Tag Archives: Mould

Perfect imperfection

The chances of a medieval book making it to the safety of a modern library are dazzlingly small. Relatively few did. Imagine the challenging journey across centuries of wear and tear, fire and water, and perhaps worst of all, fickle readers. Why keep a book from the past that is handwritten on yellowish animal skin if the printer around the corner offered a perfectly white vegan option on paper?

It is an utterly unbalanced fight, book survival. What is to survive must be kept one hundred percent of the time, while a single discarding gesture made the book disappear forever. A medieval codex easily had ten or more owners and for this survival thing to work, each one had to care as much as their predecessor. A weak link in the provenance chain may undo a rare book’s existence. Not that we would necessarily know, because books that vanish, usually vanish without a trace. We think.

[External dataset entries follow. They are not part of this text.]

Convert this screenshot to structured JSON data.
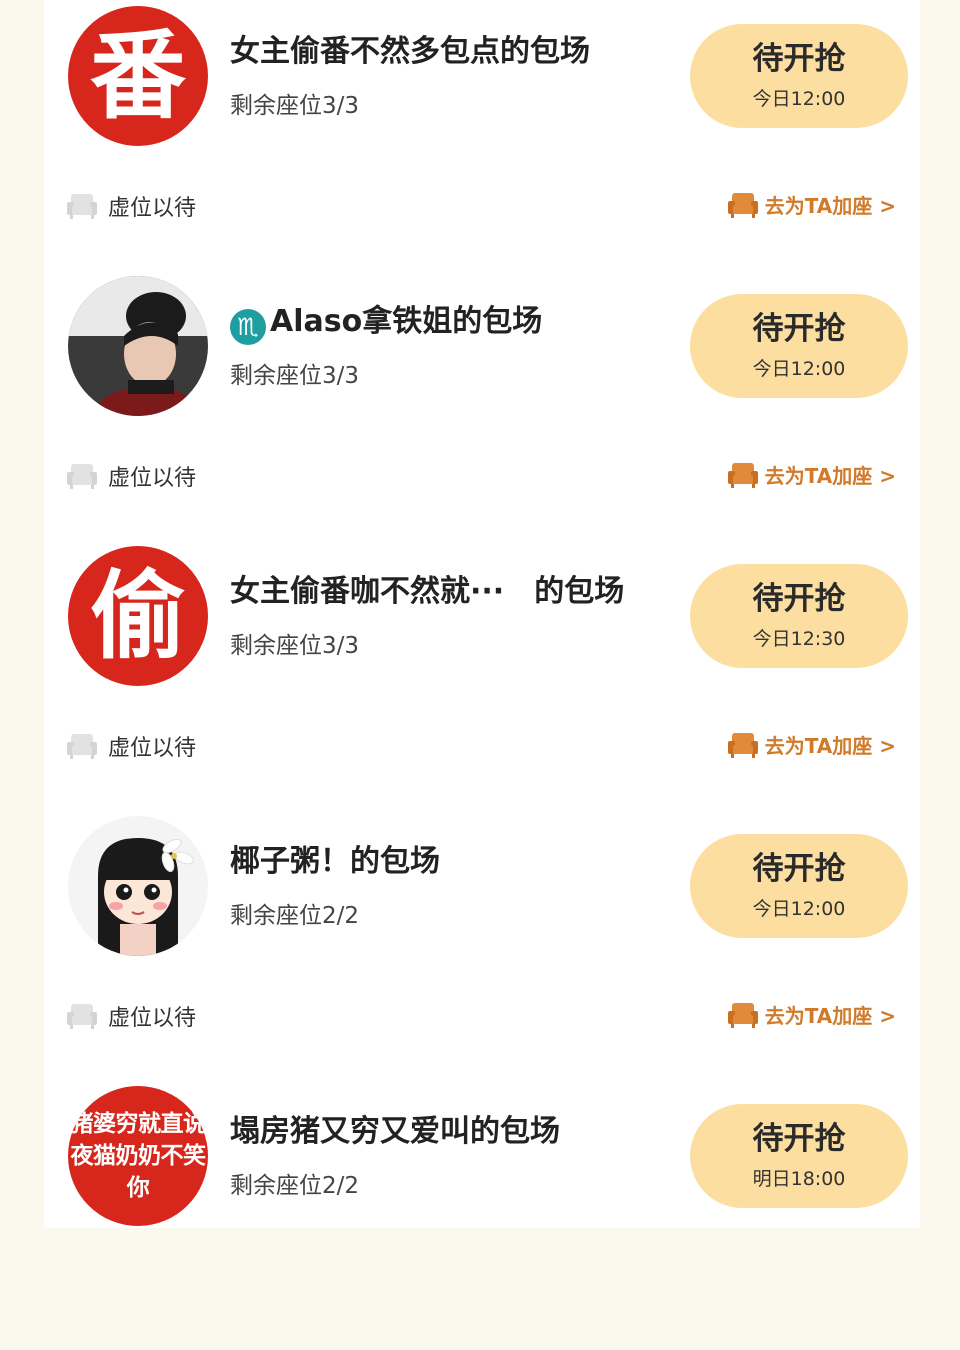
{
  "colors": {
    "accent_orange": "#d07a2a",
    "button_bg": "#fcdea0",
    "avatar_red": "#d7261c"
  },
  "sessions": [
    {
      "avatar_char": "番",
      "title": "女主偷番不然多包点的包场",
      "seats": "剩余座位3/3",
      "button_label": "待开抢",
      "button_time": "今日12:00",
      "vacant_label": "虚位以待",
      "add_label": "去为TA加座 >"
    },
    {
      "avatar_icon": "portrait-photo",
      "title_badge": "♏",
      "title": "Alaso拿铁姐的包场",
      "seats": "剩余座位3/3",
      "button_label": "待开抢",
      "button_time": "今日12:00",
      "vacant_label": "虚位以待",
      "add_label": "去为TA加座 >"
    },
    {
      "avatar_char": "偷",
      "title": "女主偷番咖不然就···　的包场",
      "seats": "剩余座位3/3",
      "button_label": "待开抢",
      "button_time": "今日12:30",
      "vacant_label": "虚位以待",
      "add_label": "去为TA加座 >"
    },
    {
      "avatar_icon": "cartoon-girl",
      "title": "椰子粥！的包场",
      "seats": "剩余座位2/2",
      "button_label": "待开抢",
      "button_time": "今日12:00",
      "vacant_label": "虚位以待",
      "add_label": "去为TA加座 >"
    },
    {
      "avatar_text_lines": [
        "猪婆穷就直说",
        "夜猫奶奶不笑你"
      ],
      "title": "塌房猪又穷又爱叫的包场",
      "seats": "剩余座位2/2",
      "button_label": "待开抢",
      "button_time": "明日18:00"
    }
  ]
}
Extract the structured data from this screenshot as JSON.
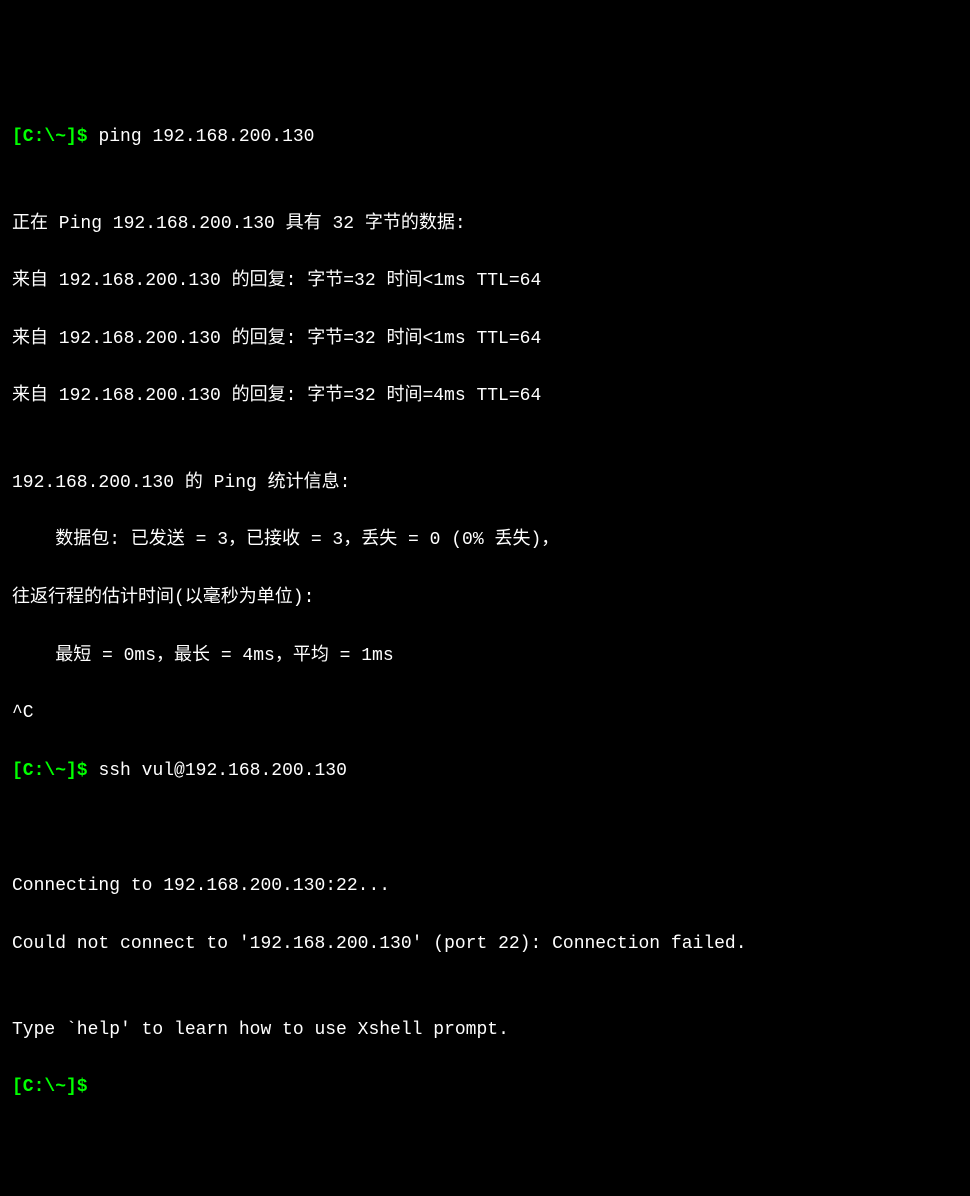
{
  "terminal": {
    "prompt": "[C:\\~]$",
    "commands": {
      "ping": "ping 192.168.200.130",
      "ssh": "ssh vul@192.168.200.130"
    },
    "ping_output": {
      "header": "正在 Ping 192.168.200.130 具有 32 字节的数据:",
      "reply1": "来自 192.168.200.130 的回复: 字节=32 时间<1ms TTL=64",
      "reply2": "来自 192.168.200.130 的回复: 字节=32 时间<1ms TTL=64",
      "reply3": "来自 192.168.200.130 的回复: 字节=32 时间=4ms TTL=64",
      "stats_header": "192.168.200.130 的 Ping 统计信息:",
      "packets": "    数据包: 已发送 = 3，已接收 = 3，丢失 = 0 (0% 丢失)，",
      "roundtrip_header": "往返行程的估计时间(以毫秒为单位):",
      "roundtrip_stats": "    最短 = 0ms，最长 = 4ms，平均 = 1ms",
      "interrupt": "^C"
    },
    "ssh_output": {
      "connecting": "Connecting to 192.168.200.130:22...",
      "failed": "Could not connect to '192.168.200.130' (port 22): Connection failed.",
      "help": "Type `help' to learn how to use Xshell prompt."
    }
  }
}
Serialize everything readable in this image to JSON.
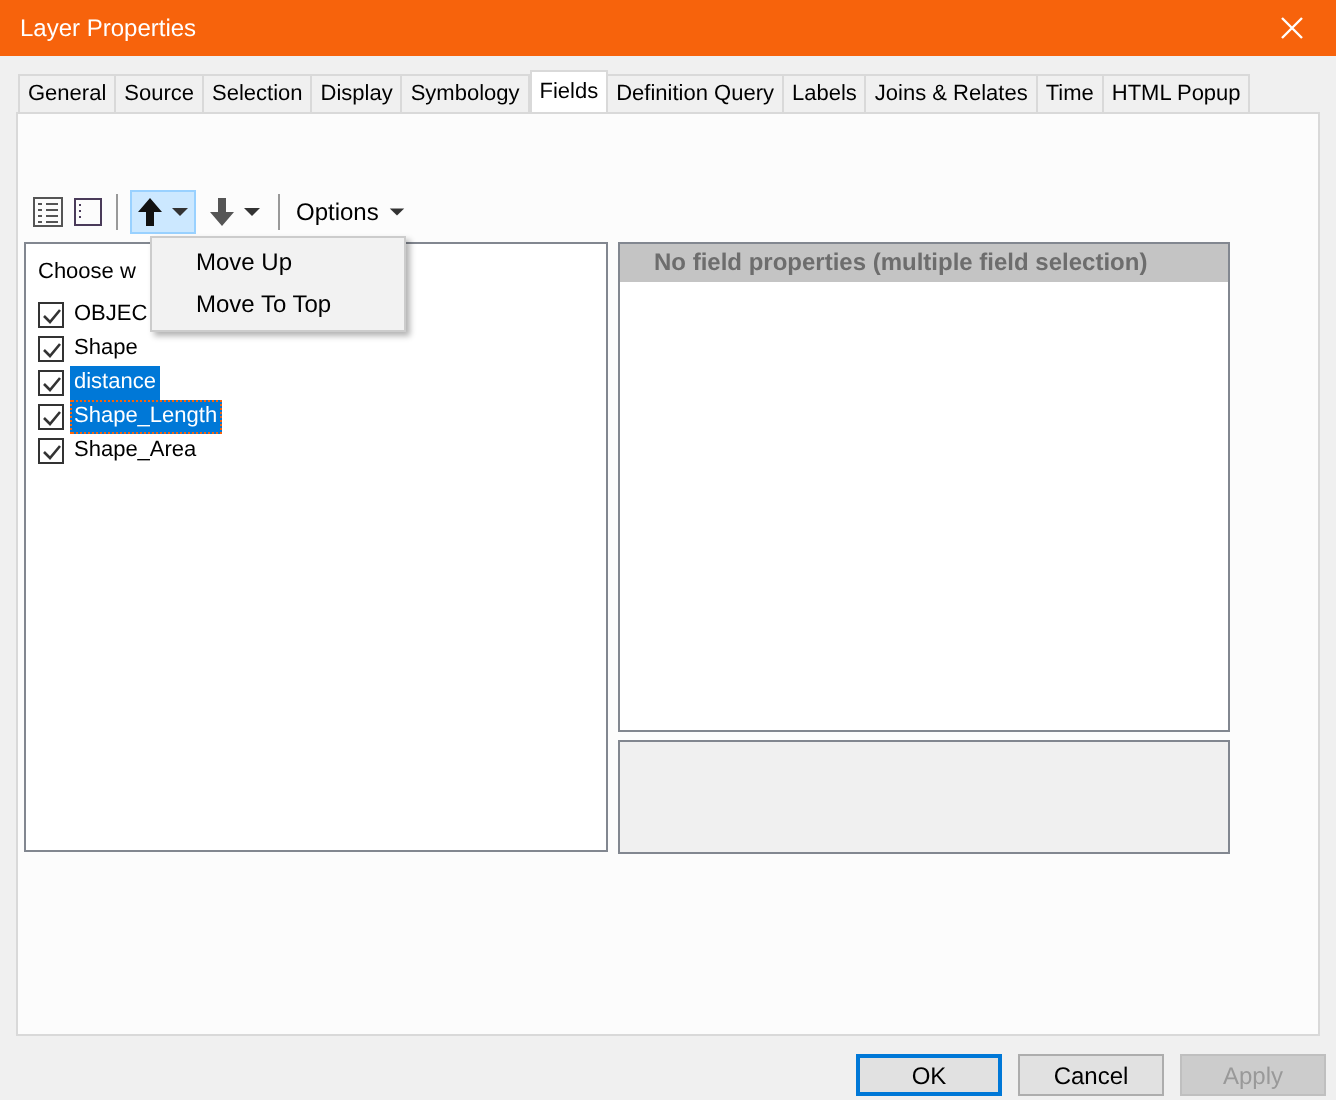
{
  "window": {
    "title": "Layer Properties"
  },
  "tabs": [
    {
      "label": "General",
      "selected": false
    },
    {
      "label": "Source",
      "selected": false
    },
    {
      "label": "Selection",
      "selected": false
    },
    {
      "label": "Display",
      "selected": false
    },
    {
      "label": "Symbology",
      "selected": false
    },
    {
      "label": "Fields",
      "selected": true
    },
    {
      "label": "Definition Query",
      "selected": false
    },
    {
      "label": "Labels",
      "selected": false
    },
    {
      "label": "Joins & Relates",
      "selected": false
    },
    {
      "label": "Time",
      "selected": false
    },
    {
      "label": "HTML Popup",
      "selected": false
    }
  ],
  "toolbar": {
    "options_label": "Options",
    "move_up_menu_open": true
  },
  "menu": [
    {
      "label": "Move Up"
    },
    {
      "label": "Move To Top"
    }
  ],
  "field_list": {
    "header": "Choose w",
    "items": [
      {
        "name": "OBJEC",
        "checked": true,
        "selected": false,
        "focused": false
      },
      {
        "name": "Shape",
        "checked": true,
        "selected": false,
        "focused": false
      },
      {
        "name": "distance",
        "checked": true,
        "selected": true,
        "focused": false
      },
      {
        "name": "Shape_Length",
        "checked": true,
        "selected": true,
        "focused": true
      },
      {
        "name": "Shape_Area",
        "checked": true,
        "selected": false,
        "focused": false
      }
    ]
  },
  "properties": {
    "header": "No field properties (multiple field selection)"
  },
  "buttons": [
    {
      "label": "OK",
      "default": true,
      "disabled": false
    },
    {
      "label": "Cancel",
      "default": false,
      "disabled": false
    },
    {
      "label": "Apply",
      "default": false,
      "disabled": true
    }
  ]
}
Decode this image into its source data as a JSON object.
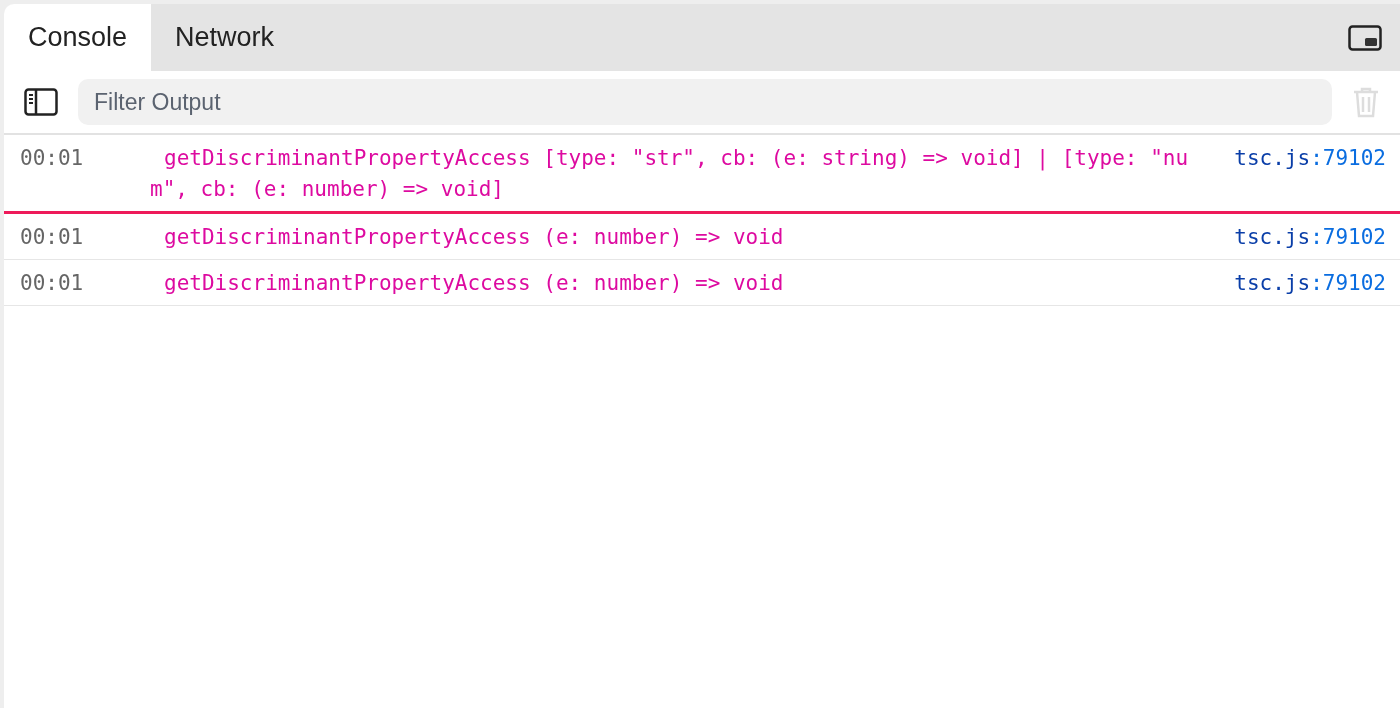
{
  "tabs": [
    {
      "label": "Console",
      "selected": true
    },
    {
      "label": "Network",
      "selected": false
    }
  ],
  "filter": {
    "placeholder": "Filter Output"
  },
  "messages": [
    {
      "time": "00:01",
      "text": "getDiscriminantPropertyAccess [type: \"str\", cb: (e: string) => void] | [type: \"num\", cb: (e: number) => void]",
      "source_file": "tsc.js",
      "source_line": ":79102",
      "marker_below": true
    },
    {
      "time": "00:01",
      "text": "getDiscriminantPropertyAccess (e: number) => void",
      "source_file": "tsc.js",
      "source_line": ":79102",
      "marker_below": false
    },
    {
      "time": "00:01",
      "text": "getDiscriminantPropertyAccess (e: number) => void",
      "source_file": "tsc.js",
      "source_line": ":79102",
      "marker_below": false
    }
  ]
}
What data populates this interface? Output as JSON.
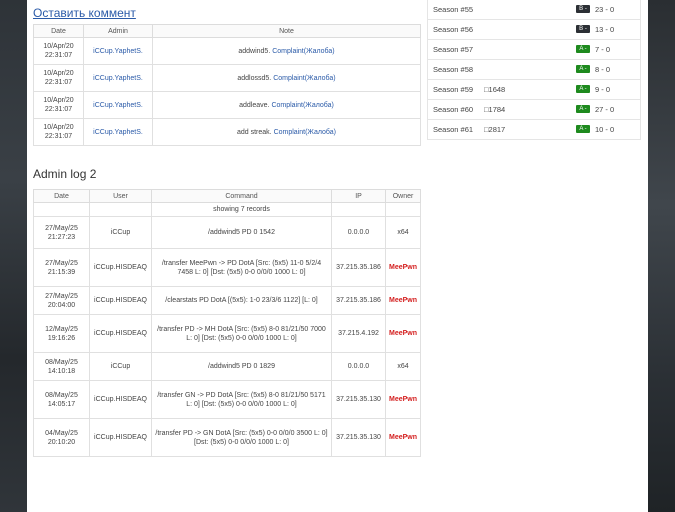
{
  "comments": {
    "title": "Оставить коммент",
    "headers": [
      "Date",
      "Admin",
      "Note"
    ],
    "rows": [
      {
        "date": "10/Apr/20",
        "time": "22:31:07",
        "admin": "iCCup.YaphetS.",
        "note": "addwind5.",
        "link": "Complaint(Жалоба)"
      },
      {
        "date": "10/Apr/20",
        "time": "22:31:07",
        "admin": "iCCup.YaphetS.",
        "note": "addlossd5.",
        "link": "Complaint(Жалоба)"
      },
      {
        "date": "10/Apr/20",
        "time": "22:31:07",
        "admin": "iCCup.YaphetS.",
        "note": "addleave.",
        "link": "Complaint(Жалоба)"
      },
      {
        "date": "10/Apr/20",
        "time": "22:31:07",
        "admin": "iCCup.YaphetS.",
        "note": "add streak.",
        "link": "Complaint(Жалоба)"
      }
    ]
  },
  "adminlog": {
    "title": "Admin log 2",
    "headers": [
      "Date",
      "User",
      "Command",
      "IP",
      "Owner"
    ],
    "showing": "showing 7 records",
    "rows": [
      {
        "date": "27/May/25",
        "time": "21:27:23",
        "user": "iCCup",
        "command": "/addwind5 PD 0 1542",
        "ip": "0.0.0.0",
        "owner": "x64",
        "owner_red": false
      },
      {
        "date": "27/May/25",
        "time": "21:15:39",
        "user": "iCCup.HISDEAQ",
        "command": "/transfer MeePwn -> PD DotA [Src: (5x5) 11-0 5/2/4 7458 L: 0] [Dst: (5x5) 0-0 0/0/0 1000 L: 0]",
        "ip": "37.215.35.186",
        "owner": "MeePwn",
        "owner_red": true
      },
      {
        "date": "27/May/25",
        "time": "20:04:00",
        "user": "iCCup.HISDEAQ",
        "command": "/clearstats PD DotA [(5x5): 1-0 23/3/6 1122] [L: 0]",
        "ip": "37.215.35.186",
        "owner": "MeePwn",
        "owner_red": true
      },
      {
        "date": "12/May/25",
        "time": "19:16:26",
        "user": "iCCup.HISDEAQ",
        "command": "/transfer PD -> MH DotA [Src: (5x5) 8-0 81/21/50 7000 L: 0] [Dst: (5x5) 0-0 0/0/0 1000 L: 0]",
        "ip": "37.215.4.192",
        "owner": "MeePwn",
        "owner_red": true
      },
      {
        "date": "08/May/25",
        "time": "14:10:18",
        "user": "iCCup",
        "command": "/addwind5 PD 0 1829",
        "ip": "0.0.0.0",
        "owner": "x64",
        "owner_red": false
      },
      {
        "date": "08/May/25",
        "time": "14:05:17",
        "user": "iCCup.HISDEAQ",
        "command": "/transfer GN -> PD DotA [Src: (5x5) 8-0 81/21/50 5171 L: 0] [Dst: (5x5) 0-0 0/0/0 1000 L: 0]",
        "ip": "37.215.35.130",
        "owner": "MeePwn",
        "owner_red": true
      },
      {
        "date": "04/May/25",
        "time": "20:10:20",
        "user": "iCCup.HISDEAQ",
        "command": "/transfer PD -> GN DotA [Src: (5x5) 0-0 0/0/0 3500 L: 0] [Dst: (5x5) 0-0 0/0/0 1000 L: 0]",
        "ip": "37.215.35.130",
        "owner": "MeePwn",
        "owner_red": true
      }
    ]
  },
  "seasons": [
    {
      "name": "Season #55",
      "extra": "",
      "badge": "B -",
      "grade": "B",
      "score": "23 - 0"
    },
    {
      "name": "Season #56",
      "extra": "",
      "badge": "B -",
      "grade": "B",
      "score": "13 - 0"
    },
    {
      "name": "Season #57",
      "extra": "",
      "badge": "A -",
      "grade": "A",
      "score": "7 - 0"
    },
    {
      "name": "Season #58",
      "extra": "",
      "badge": "A -",
      "grade": "A",
      "score": "8 - 0"
    },
    {
      "name": "Season #59",
      "extra": "□1648",
      "badge": "A -",
      "grade": "A",
      "score": "9 - 0"
    },
    {
      "name": "Season #60",
      "extra": "□1784",
      "badge": "A -",
      "grade": "A",
      "score": "27 - 0"
    },
    {
      "name": "Season #61",
      "extra": "□2817",
      "badge": "A -",
      "grade": "A",
      "score": "10 - 0"
    }
  ]
}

I find myself pondering all this when I open a battered manuscript in the library and observe its attention-seeking imperfection: bright purple mould stains mark the tough journey the book is recovering from. Made it, crossed the finish line! This is probably why I like imperfections in rare books so much. It feels as if an old book in perfect condition has missed the chance to grow a personality: it sneaked through history without absorbing any of it—it is not perfect yet.

Image: Leiden, University Library, BPL 2896 (Glossed Psalter, Italy, 12th century), digitized here. Large photo my own.